From 1940, Robinson had been promoted to head of the AM Apparat for Western Europe. Robinson ran an espionage network, known as group Harry, whose remit was to collect intelligence from French military and political groups, from within the Deuxième Bureau and within Vichy intelligence, from the Central Committee of the French Communist Party, from Gaullist groups and from UK groups.

==Network==
After the Ruhr incident, Robinson built a vast espionage network that spanned the whole of Europe. He relied on a small trusted band of professional agents, essentially activists, who worked in positions that involved travel, e.g. salesman, business representatives, railway workers. His network included Andre Labarthe, Maurice Èmile Aenishanslin, Basile Maximovitch, Ernest David Weiss, Hans Lubschinsky, Heinz Erwin Kallmann and Rachel Dübendorfer. Amongst his informants were politicians, journalists, scientists and employees of government departments including senior officers of the French military command.

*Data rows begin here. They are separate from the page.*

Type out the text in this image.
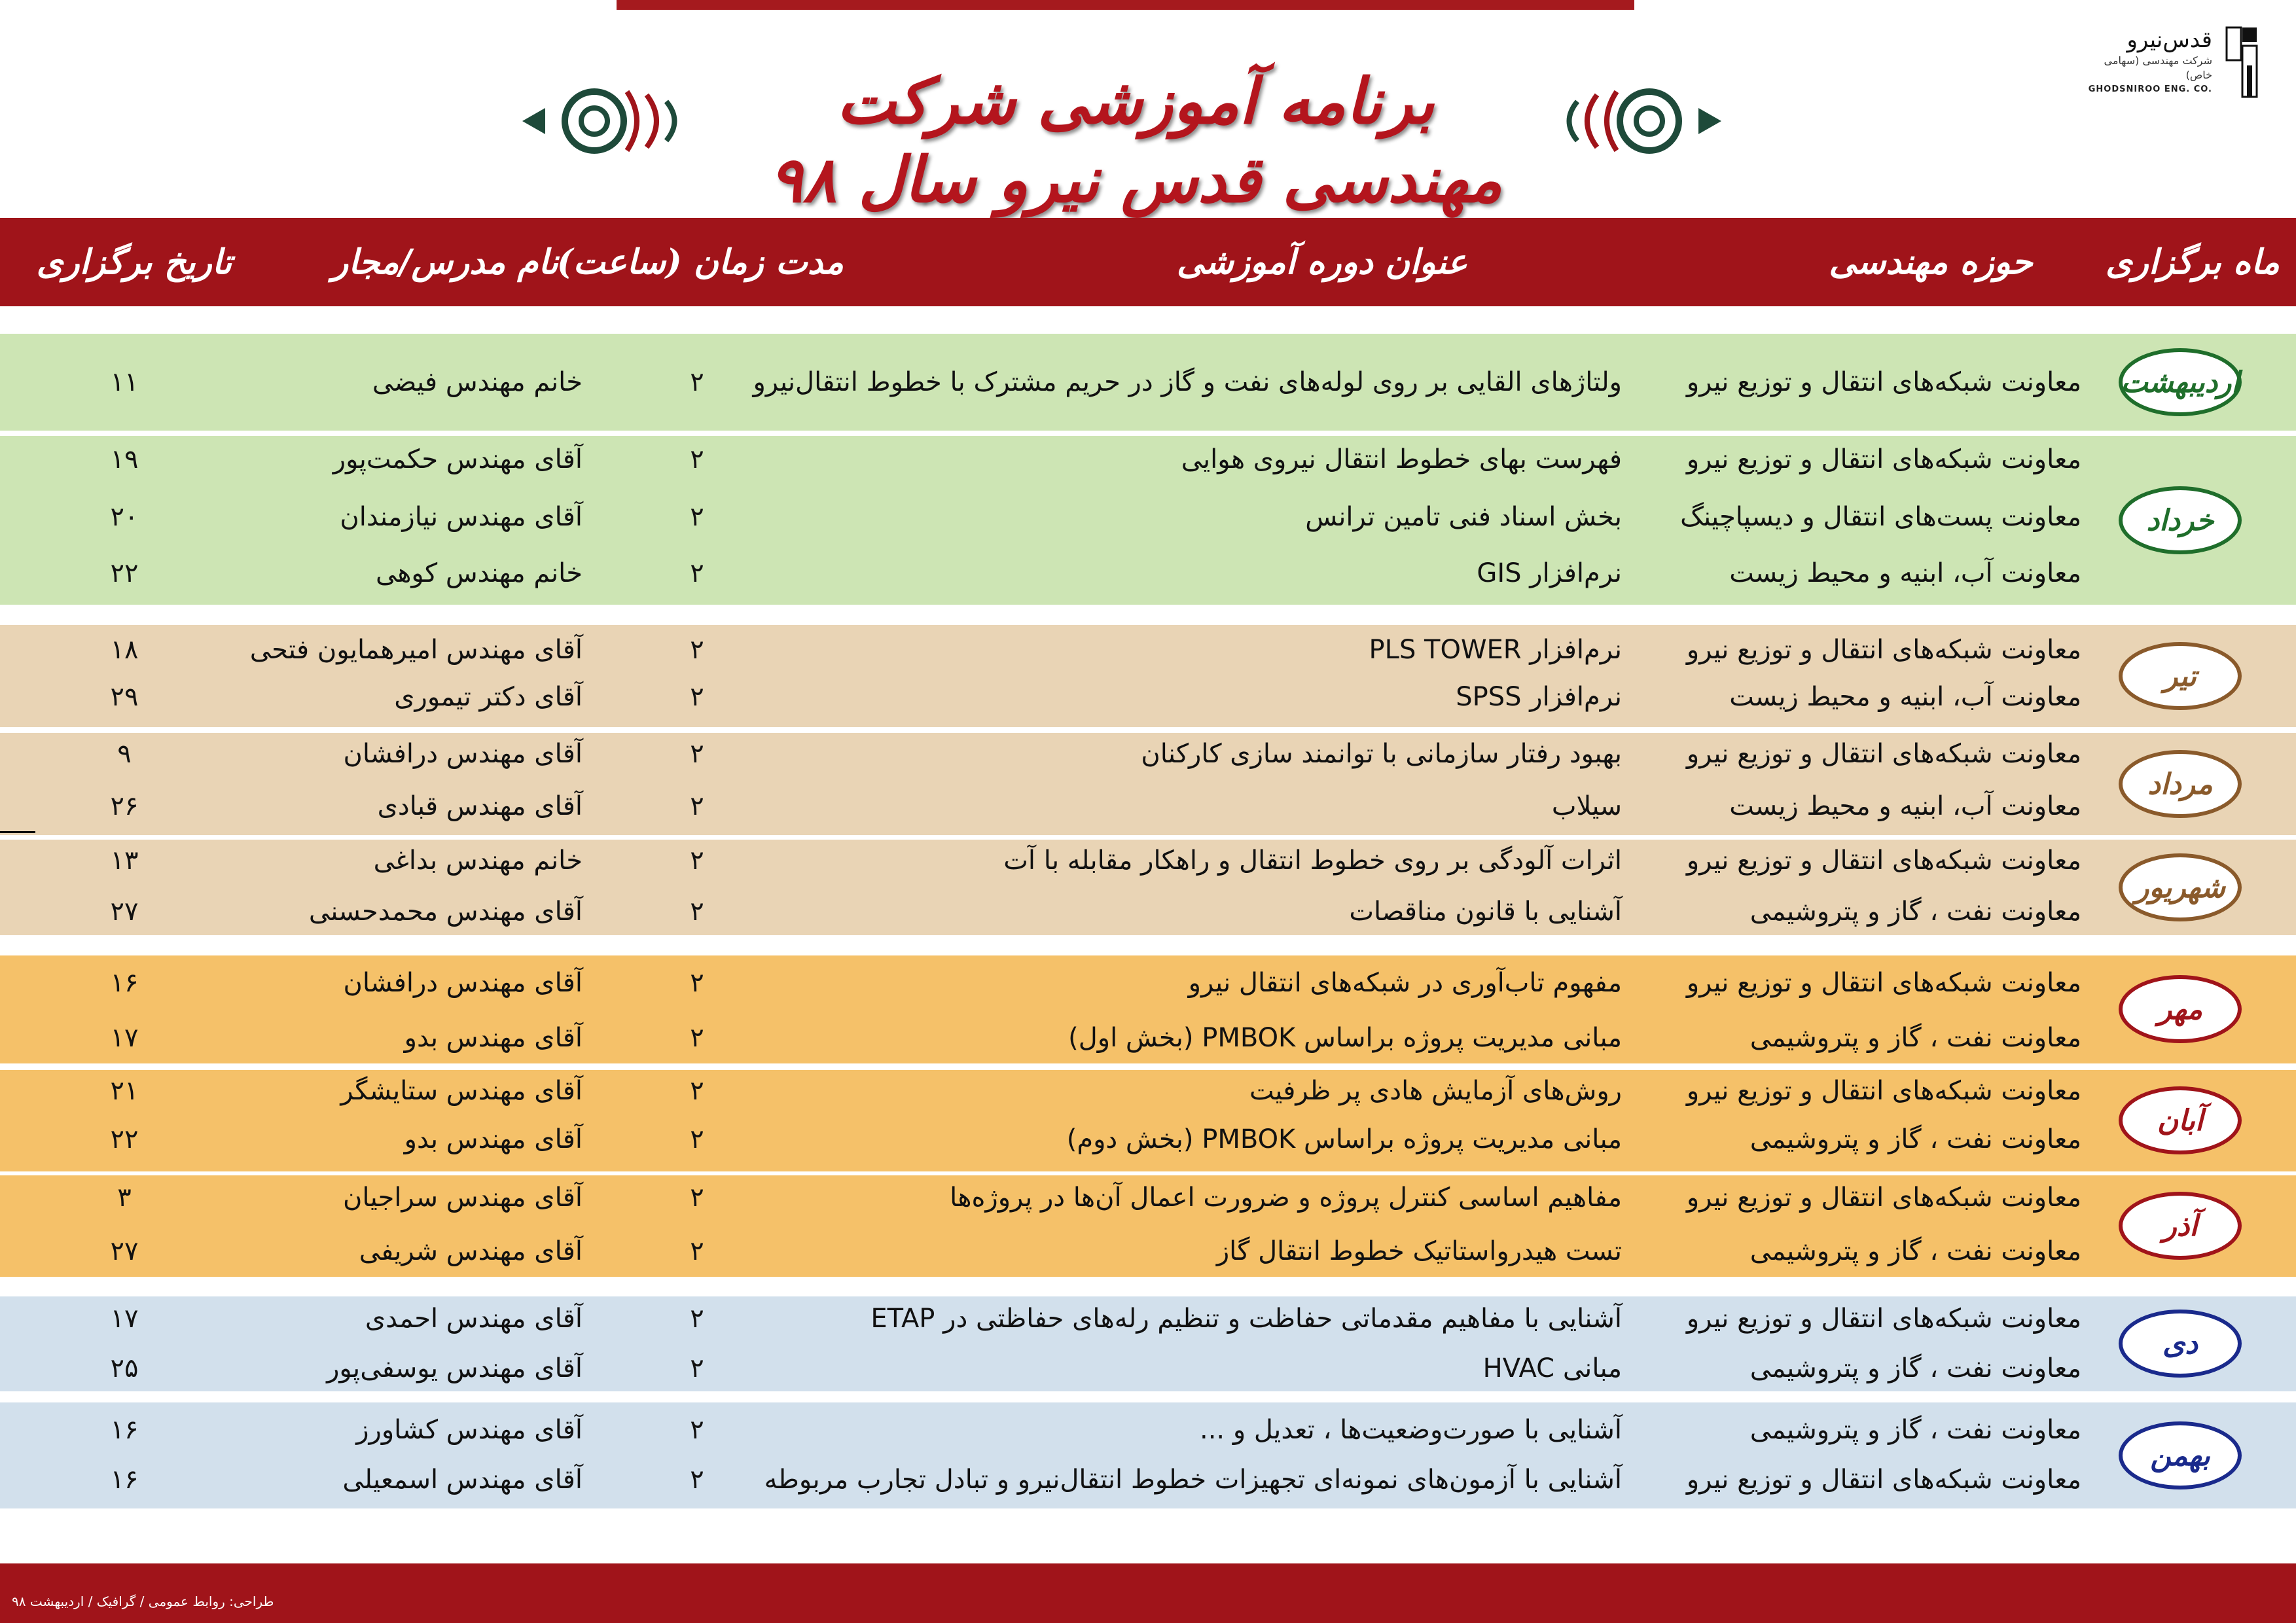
قدس‌نیرو
شرکت مهندسی (سهامی خاص)
GHODSNIROO ENG. CO.
برنامه آموزشی شرکت مهندسی قدس نیرو سال ۹۸
ماه برگزاری
حوزه مهندسی
عنوان دوره آموزشی
مدت زمان (ساعت)
نام مدرس/مجار
تاریخ برگزاری
اردیبهشت
معاونت شبکه‌های انتقال و توزیع نیرو
ولتاژهای القایی بر روی لوله‌های نفت و گاز در حریم مشترک با خطوط انتقال‌نیرو
۲
خانم مهندس فیضی
۱۱
خرداد
معاونت شبکه‌های انتقال و توزیع نیرو
فهرست بهای خطوط انتقال نیروی هوایی
۲
آقای مهندس حکمت‌پور
۱۹
معاونت پست‌های انتقال و دیسپاچینگ
بخش اسناد فنی تامین ترانس
۲
آقای مهندس نیازمندان
۲۰
معاونت آب، ابنیه و محیط زیست
نرم‌افزار GIS
۲
خانم مهندس کوهی
۲۲
تیر
معاونت شبکه‌های انتقال و توزیع نیرو
نرم‌افزار PLS TOWER
۲
آقای مهندس امیرهمایون فتحی
۱۸
معاونت آب، ابنیه و محیط زیست
نرم‌افزار SPSS
۲
آقای دکتر تیموری
۲۹
مرداد
معاونت شبکه‌های انتقال و توزیع نیرو
بهبود رفتار سازمانی با توانمند سازی کارکنان
۲
آقای مهندس درافشان
۹
معاونت آب، ابنیه و محیط زیست
سیلاب
۲
آقای مهندس قبادی
۲۶
شهریور
معاونت شبکه‌های انتقال و توزیع نیرو
اثرات آلودگی بر روی خطوط انتقال و راهکار مقابله با آت
۲
خانم مهندس بداغی
۱۳
معاونت نفت ، گاز و پتروشیمی
آشنایی با قانون مناقصات
۲
آقای مهندس محمدحسنی
۲۷
مهر
معاونت شبکه‌های انتقال و توزیع نیرو
مفهوم تاب‌آوری در شبکه‌های انتقال نیرو
۲
آقای مهندس درافشان
۱۶
معاونت نفت ، گاز و پتروشیمی
مبانی مدیریت پروژه براساس PMBOK (بخش اول)
۲
آقای مهندس بدو
۱۷
آبان
معاونت شبکه‌های انتقال و توزیع نیرو
روش‌های آزمایش هادی پر ظرفیت
۲
آقای مهندس ستایشگر
۲۱
معاونت نفت ، گاز و پتروشیمی
مبانی مدیریت پروژه براساس PMBOK (بخش دوم)
۲
آقای مهندس بدو
۲۲
آذر
معاونت شبکه‌های انتقال و توزیع نیرو
مفاهیم اساسی کنترل پروژه و ضرورت اعمال آن‌ها در پروژه‌ها
۲
آقای مهندس سراجیان
۳
معاونت نفت ، گاز و پتروشیمی
تست هیدرواستاتیک خطوط انتقال گاز
۲
آقای مهندس شریفی
۲۷
دی
معاونت شبکه‌های انتقال و توزیع نیرو
آشنایی با مفاهیم مقدماتی حفاظت و تنظیم رله‌های حفاظتی در ETAP
۲
آقای مهندس احمدی
۱۷
معاونت نفت ، گاز و پتروشیمی
مبانی HVAC
۲
آقای مهندس یوسفی‌پور
۲۵
بهمن
معاونت نفت ، گاز و پتروشیمی
آشنایی با صورت‌وضعیت‌ها ، تعدیل و ...
۲
آقای مهندس کشاورز
۱۶
معاونت شبکه‌های انتقال و توزیع نیرو
آشنایی با آزمون‌های نمونه‌ای تجهیزات خطوط انتقال‌نیرو و تبادل تجارب مربوطه
۲
آقای مهندس اسمعیلی
۱۶
طراحی: روابط عمومی / گرافیک / اردیبهشت ۹۸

Robinson worked undercover at Beffort and Colin engravers, located at 11 Passage Saint-Pierre-Amelot in the 11th arrondissement of Paris. The workshops there were an ideal place to exchange and transmit correspondence. For that Robinson made extensive use of microphotography. Robinsons network was built on two lines of communication. The first network was headquartered in Basel that connected Switzerland to the Netherlands via Germany and Belgium. The second network had communication points in Marseille and Nice that covered all of Southern Europe through Italy and as far as Bulgaria.

==Trepper==
In September 1941, Robinson met with Soviet Red Army Intelligence agent, Leopold Trepper. Robinson had been ordered to subordinate his espionage network to Trepper.

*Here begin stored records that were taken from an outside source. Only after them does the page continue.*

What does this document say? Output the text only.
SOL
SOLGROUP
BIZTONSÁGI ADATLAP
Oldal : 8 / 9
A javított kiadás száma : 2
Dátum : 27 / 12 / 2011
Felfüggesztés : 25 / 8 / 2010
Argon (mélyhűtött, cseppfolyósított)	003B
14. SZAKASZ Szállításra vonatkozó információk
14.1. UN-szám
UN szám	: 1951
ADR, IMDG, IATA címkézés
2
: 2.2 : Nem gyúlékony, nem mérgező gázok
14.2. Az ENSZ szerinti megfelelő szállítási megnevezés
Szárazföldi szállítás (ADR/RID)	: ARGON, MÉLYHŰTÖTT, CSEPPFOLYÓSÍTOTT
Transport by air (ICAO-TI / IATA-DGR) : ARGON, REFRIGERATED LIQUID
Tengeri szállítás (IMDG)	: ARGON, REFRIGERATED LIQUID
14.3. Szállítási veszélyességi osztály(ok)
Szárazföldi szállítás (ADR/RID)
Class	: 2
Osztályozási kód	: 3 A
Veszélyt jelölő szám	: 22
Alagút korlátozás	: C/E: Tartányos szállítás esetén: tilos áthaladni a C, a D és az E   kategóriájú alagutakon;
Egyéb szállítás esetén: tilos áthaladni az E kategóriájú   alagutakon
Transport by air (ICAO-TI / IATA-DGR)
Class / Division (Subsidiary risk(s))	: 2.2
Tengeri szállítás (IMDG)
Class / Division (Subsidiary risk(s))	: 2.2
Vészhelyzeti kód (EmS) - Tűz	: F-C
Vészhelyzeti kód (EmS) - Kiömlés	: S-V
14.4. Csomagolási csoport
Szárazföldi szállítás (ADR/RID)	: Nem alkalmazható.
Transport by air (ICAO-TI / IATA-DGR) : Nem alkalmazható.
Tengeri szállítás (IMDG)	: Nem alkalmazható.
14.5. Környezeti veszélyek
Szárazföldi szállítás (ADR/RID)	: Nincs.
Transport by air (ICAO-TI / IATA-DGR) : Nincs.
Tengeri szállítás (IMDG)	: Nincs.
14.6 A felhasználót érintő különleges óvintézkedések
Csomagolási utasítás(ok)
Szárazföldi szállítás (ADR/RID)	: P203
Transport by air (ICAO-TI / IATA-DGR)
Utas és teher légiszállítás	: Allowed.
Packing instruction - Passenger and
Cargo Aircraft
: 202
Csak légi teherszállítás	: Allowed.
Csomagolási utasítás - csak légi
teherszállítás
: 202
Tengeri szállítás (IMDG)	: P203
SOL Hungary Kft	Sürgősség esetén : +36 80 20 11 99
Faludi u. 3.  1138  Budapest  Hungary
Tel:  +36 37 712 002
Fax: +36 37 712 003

There was an intense dislike between the two men due to Robinson being forced to hand over his network to Trepper when he arrived in France, even though Robinson was senior to Trepper. The Comintern organisation had lost prestige with Stalin who suspected it of deviating from Communist norms and Robinson was suspected of being an agent of the Deuxième Bureau and who was subsequently in ideological conflict with the aims of Soviet intelligence. This changeover had been facilitated in a meeting organised by General Ivan Susloparov. The group provided Trepper with intelligence on General Henri Giraud, the Dieppe Raid, coverage of Allied bombings in France and planning for Operation Torch.

==Arrest==
On 20 December 1942 Robinson was arrested in Paris by the Sonderkommando Rote Kapelle. According to British records, the RSHA had become aware of Robinson from information obtained from Leopold Trepper, whom they had previously arrested. According to Horst Kopkow of Reich Security Main Office AMT IV A2, Robinson was held in custody in France. When the Sonderkommando arrested Clara Schabbel they discovered that their son was in the Wehrmacht. The Gestapo brought Leo Schabbel, who had been wounded in the Eastern Front together with his father and threatened his life but Robinson refused to talk. Robinson was then repeatedly tortured, before being brought to the Moabit detention centre in Germany to stand trial by General Judge of the Luftwaffe Manfred Roeder at the same time as Harro Schulze-Boysen.

At the time of his arrest, four false passports were found in the possession of Robinson, as well as the Robinson papers.

==Robinson papers==
The Robinson papers were over 800 papers contained in briefcases, that were found underneath the floorboards of a hotel room that Robinson had regularly used. The originals had been lost but photostats had survived and these were sent by Abwehr IIF in France to Abwehrstelle Belgium, where they were captured during the British advance. In 1966, British intelligence comment:

the Robinson papers, apart from [Ernest David] Weiss, did not give any positive lead to spies in the UK. They do, indicate that Robinson played an important part in running Russian operations in the UK in the 1930s and it seems...

Many of the code names in the documents have never been identified.